Follow the instructions described in the following section to redeploy the sensor.

What to do next

Reconfigure/Redeploy a sensor

Reconfigure/Redeploy a sensor

The Redeploy button is used when you need to replace a sensor model with another one keeping the same network configurations (e.g. replacing a Cisco IE3400 with a Cat 9300), change configurations, or if you need to reconfigure the sensor (e.g. to enable Active Discovery).

To do so:

Procedure

Step 1

On the Sensor Explorer page, click the sensor to reconfigure/redeploy. The sensor right side panel appears.

Step 2

Click Redeploy.

A pop up asking to confirm the redeployment of the sensor appears.

Step 3

Click OK to proceed.

A summary of the sensor configuration is displayed. In this example, we're going to change the Collection VLAN number.

Step 4

Click Start.

Step 5

Enter the credentials to reach the sensor to redeploy and click Connect.

Step 6

Click the blue link to fill the warning fields with the current sensor configuration. We change the Collection VLAN number value to 49.

Step 7

Click Next.

Step 8

You can enable Active Discovery selecting Passive and Active Discovery.

Step 9

Click Deploy.

A message saying that the sensor is being redeployed appears. You can either go the jobs page or go back to the Sensor Explorer page.

Step 10

Click Go to the jobs page.

You are redirected to the Management jobs page to see the redeployment advancement. This can take several minutes.

If you go back to the Sensor Explorer page, you will see that the sensor is in Redeploying status.

Once the redeployment is finished, the sensor will switch status to connected and the Active Discovery to Enabled.

Certificate Renewal

Cisco Cyber Vision generates certificates valid for two years.

The center automatically renews sensor certificates. The system attempts to renew them 35 days before expiration at 00:00 UTC. If this attempt fails, the center retries randomly between 5 to 19 hours later.

If the center cannot renew the certificate before it expires, communication fails and is restored only after that renewal. The renewal process depends on the sensor deployment method.

Sensor Certificate Renewal through the Local Manager

If a certificate expires and the sensor has been manually deployed (without the sensor management extension), communication with the sensor stops. To renew the certificate, you must manually send the provisioning package to the sensor. This involves generating the provisioning package and sending it to the sensor via the Local Manager application.

Procedure

Step 1

From the main menu, choose Admin > Sensors > Sensor Explorer.

Step 2

Click the name of the sensor from the Label column.

The right-side panel appears.

Step 3

Click the Download package button.

Step 4

Import the provisioning package in the Local Manager.

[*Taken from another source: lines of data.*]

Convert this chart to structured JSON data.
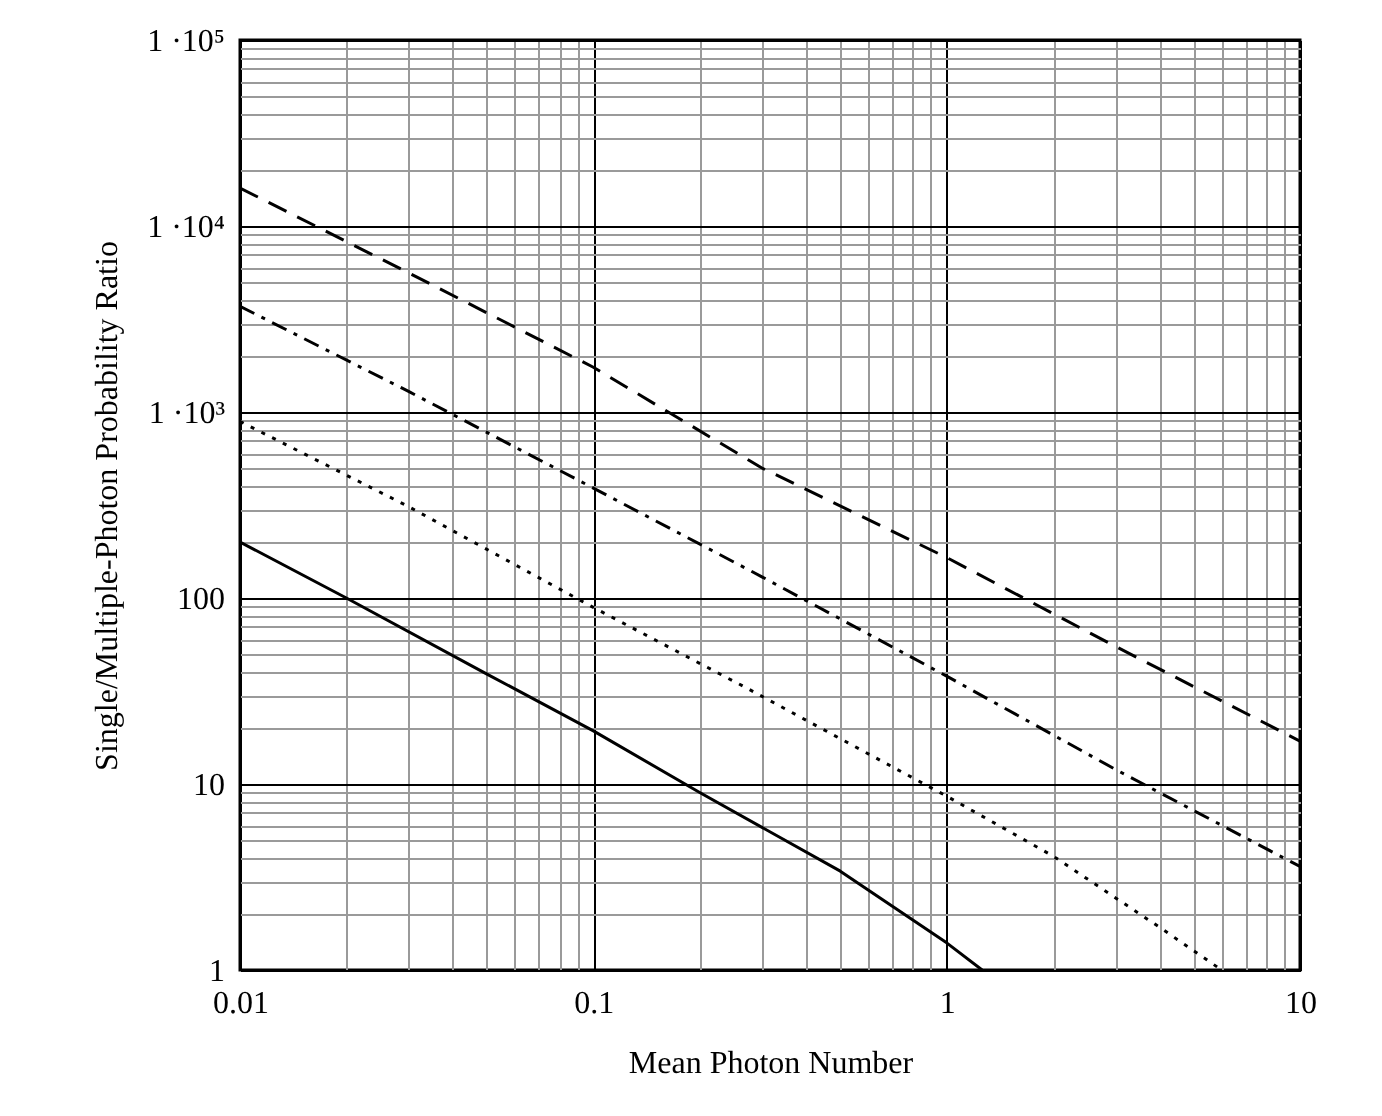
{
  "chart_data": {
    "type": "line",
    "xlabel": "Mean Photon Number",
    "ylabel": "Single/Multiple-Photon Probability Ratio",
    "log": "xy",
    "grid": true,
    "marker": "none",
    "xlim": [
      0.01,
      10
    ],
    "ylim": [
      1,
      100000
    ],
    "xticks": [
      0.01,
      {
        "value": 0.02,
        "label": null
      },
      {
        "value": 0.03,
        "label": null
      },
      {
        "value": 0.04,
        "label": null
      },
      {
        "value": 0.05,
        "label": null
      },
      {
        "value": 0.06,
        "label": null
      },
      {
        "value": 0.07,
        "label": null
      },
      {
        "value": 0.08,
        "label": null
      },
      {
        "value": 0.09,
        "label": null
      },
      0.1,
      {
        "value": 0.2,
        "label": null
      },
      {
        "value": 0.3,
        "label": null
      },
      {
        "value": 0.4,
        "label": null
      },
      {
        "value": 0.5,
        "label": null
      },
      {
        "value": 0.6,
        "label": null
      },
      {
        "value": 0.7,
        "label": null
      },
      {
        "value": 0.8,
        "label": null
      },
      {
        "value": 0.9,
        "label": null
      },
      1,
      {
        "value": 2,
        "label": null
      },
      {
        "value": 3,
        "label": null
      },
      {
        "value": 4,
        "label": null
      },
      {
        "value": 5,
        "label": null
      },
      {
        "value": 6,
        "label": null
      },
      {
        "value": 7,
        "label": null
      },
      {
        "value": 8,
        "label": null
      },
      {
        "value": 9,
        "label": null
      },
      10
    ],
    "yticks": [
      1,
      {
        "value": 2,
        "label": null
      },
      {
        "value": 3,
        "label": null
      },
      {
        "value": 4,
        "label": null
      },
      {
        "value": 5,
        "label": null
      },
      {
        "value": 6,
        "label": null
      },
      {
        "value": 7,
        "label": null
      },
      {
        "value": 8,
        "label": null
      },
      {
        "value": 9,
        "label": null
      },
      10,
      {
        "value": 20,
        "label": null
      },
      {
        "value": 30,
        "label": null
      },
      {
        "value": 40,
        "label": null
      },
      {
        "value": 50,
        "label": null
      },
      {
        "value": 60,
        "label": null
      },
      {
        "value": 70,
        "label": null
      },
      {
        "value": 80,
        "label": null
      },
      {
        "value": 90,
        "label": null
      },
      100,
      {
        "value": 200,
        "label": null
      },
      {
        "value": 300,
        "label": null
      },
      {
        "value": 400,
        "label": null
      },
      {
        "value": 500,
        "label": null
      },
      {
        "value": 600,
        "label": null
      },
      {
        "value": 700,
        "label": null
      },
      {
        "value": 800,
        "label": null
      },
      {
        "value": 900,
        "label": null
      },
      {
        "value": 1000,
        "label": "1 ·10³"
      },
      {
        "value": 2000,
        "label": null
      },
      {
        "value": 3000,
        "label": null
      },
      {
        "value": 4000,
        "label": null
      },
      {
        "value": 5000,
        "label": null
      },
      {
        "value": 6000,
        "label": null
      },
      {
        "value": 7000,
        "label": null
      },
      {
        "value": 8000,
        "label": null
      },
      {
        "value": 9000,
        "label": null
      },
      {
        "value": 10000,
        "label": "1 ·10⁴"
      },
      {
        "value": 20000,
        "label": null
      },
      {
        "value": 30000,
        "label": null
      },
      {
        "value": 40000,
        "label": null
      },
      {
        "value": 50000,
        "label": null
      },
      {
        "value": 60000,
        "label": null
      },
      {
        "value": 70000,
        "label": null
      },
      {
        "value": 80000,
        "label": null
      },
      {
        "value": 90000,
        "label": null
      },
      {
        "value": 100000,
        "label": "1 ·10⁵"
      }
    ],
    "series": [
      {
        "color": "#000000",
        "line_style": "solid",
        "x": [
          0.01,
          0.02,
          0.05,
          0.1,
          0.2,
          0.5,
          1,
          1.26
        ],
        "values": [
          200,
          100,
          39,
          19.3,
          9,
          3.4,
          1.4,
          1
        ]
      },
      {
        "color": "#000000",
        "line_style": "dotted",
        "x": [
          0.01,
          0.03,
          0.1,
          0.27,
          1,
          2,
          4,
          6
        ],
        "values": [
          890,
          310,
          89,
          33,
          8.6,
          4.1,
          1.7,
          1
        ]
      },
      {
        "color": "#000000",
        "line_style": "dashdot",
        "x": [
          0.01,
          0.03,
          0.1,
          0.3,
          1,
          3,
          10
        ],
        "values": [
          3700,
          1290,
          390,
          130,
          38,
          12,
          3.6
        ]
      },
      {
        "color": "#000000",
        "line_style": "dashed",
        "x": [
          0.01,
          0.03,
          0.1,
          0.3,
          1,
          3,
          10
        ],
        "values": [
          16000,
          5600,
          1740,
          500,
          165,
          55,
          17
        ]
      }
    ]
  }
}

To do so, see Import the provisioning package.

Step 5

The sensor's health status switches to Connected and its processing status to Normally processing.

Sensor Certificate Renewal through ZTP Token Redeployment

From the main menu, choose Admin > Sensors > Deployment Tokens to generate a new token. Then, use the same tool originally used to deploy the sensor for its redeployment.